After the storm burst through his one-bedroom garden ground floor Howard Beach apartment, which was inundated by five feet of saltwater, he lost around $23,000 in property and clothes, according to Grusel. But he only got back $684.88 to replace what he had lost at his Howard Beach home.
“I grabbed my wife, I grabbed my cat and I grabbed my birds and we went to my mother-in-law’s home in Woodhaven,” Grusel said.
Grusel said he had bought new furniture a year before in 2011 after Hurricane Irene damaged his property.
“Sandy came a year later and took everything, so that’s why I got upset when they gave me a $600 check and everyone around me was getting $6,000,” said Grusel.
After he was hit by Sandy on on Oct. 31, 2012, he had his home evaluated.
Grusel believes the adjuster might have mixed up his paperwork with someone who lived in an apartment which he said was smaller than his 648-square-foot apartment.
In fact, a neighbor who had a studio apartment received $5,614.31 for his personal property.
FEMA sent Grusel a $2,486 check for rental assistance and Kevin Sullivan, a spokesman for the federal agency in New York, said he would looking into the loss of his personal property.
When Grusel approached FEMA, the agency sent a letter saying “it was noted that the landlord owned most of the personal belonging items.”
Grusel confronted his landlord, but the landlord said he had not claimed any of his tenant’s furniture and had nothing to do with the issue.
Grusel said he lost an oak table, a china cabinet, a leather cabinet, a television, drums, clothing, and equipment from his private investigative work. He also lost dining and bedroom furniture. He was not even trying to get reimbursement for lost Yankees and Steelers memorabilia, which were damaged in the saltwater and will no longer be of value.

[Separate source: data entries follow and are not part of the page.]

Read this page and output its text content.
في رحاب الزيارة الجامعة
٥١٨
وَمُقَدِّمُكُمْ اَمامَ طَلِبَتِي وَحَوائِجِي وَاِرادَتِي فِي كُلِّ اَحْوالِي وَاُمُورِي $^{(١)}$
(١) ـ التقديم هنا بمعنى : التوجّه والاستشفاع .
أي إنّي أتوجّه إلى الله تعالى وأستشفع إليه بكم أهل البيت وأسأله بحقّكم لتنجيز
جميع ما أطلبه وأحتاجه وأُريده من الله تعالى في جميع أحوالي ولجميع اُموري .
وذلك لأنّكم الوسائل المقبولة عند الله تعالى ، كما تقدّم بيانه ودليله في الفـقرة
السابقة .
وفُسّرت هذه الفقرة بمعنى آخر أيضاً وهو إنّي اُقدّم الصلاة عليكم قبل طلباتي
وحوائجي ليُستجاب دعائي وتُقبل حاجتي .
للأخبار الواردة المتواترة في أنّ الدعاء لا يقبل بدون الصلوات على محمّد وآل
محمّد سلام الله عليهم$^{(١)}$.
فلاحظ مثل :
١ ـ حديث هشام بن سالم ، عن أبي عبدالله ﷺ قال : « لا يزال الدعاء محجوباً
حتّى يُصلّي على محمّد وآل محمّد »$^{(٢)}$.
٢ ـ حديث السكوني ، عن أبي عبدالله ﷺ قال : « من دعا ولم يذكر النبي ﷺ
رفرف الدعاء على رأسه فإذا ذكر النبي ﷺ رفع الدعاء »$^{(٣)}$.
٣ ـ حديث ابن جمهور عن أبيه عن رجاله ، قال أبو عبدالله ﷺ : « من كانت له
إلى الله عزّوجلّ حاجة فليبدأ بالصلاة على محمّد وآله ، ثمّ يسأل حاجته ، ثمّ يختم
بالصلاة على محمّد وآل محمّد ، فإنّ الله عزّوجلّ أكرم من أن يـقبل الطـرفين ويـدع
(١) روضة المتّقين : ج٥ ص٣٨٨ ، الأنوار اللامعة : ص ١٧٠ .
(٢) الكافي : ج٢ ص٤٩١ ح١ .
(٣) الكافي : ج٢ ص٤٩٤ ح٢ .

Grusel said the check for over $600 were for items he did not own.
The claim adjuster said“it was for a toaster, a 13-inch TV and a kitchen table, but I don’t have any of those items.”
Since Hurricane Sandy hit on Oct. 29, 2012, Grusel has spent $10,000 replacing his lost furniture while taking care of his son who had testicular cancer.
As the years have gone by, Grusel said he would settle for just being compensated for the additional money he had to spend to replace what was lost in the superstorm.
“I don’t want anybody’s job, I just want a correction or for somebody to look into it,” said Grusel, 65, who is hoping to retire in the New Year. “The $600 is a disgrace and a slap in the face.”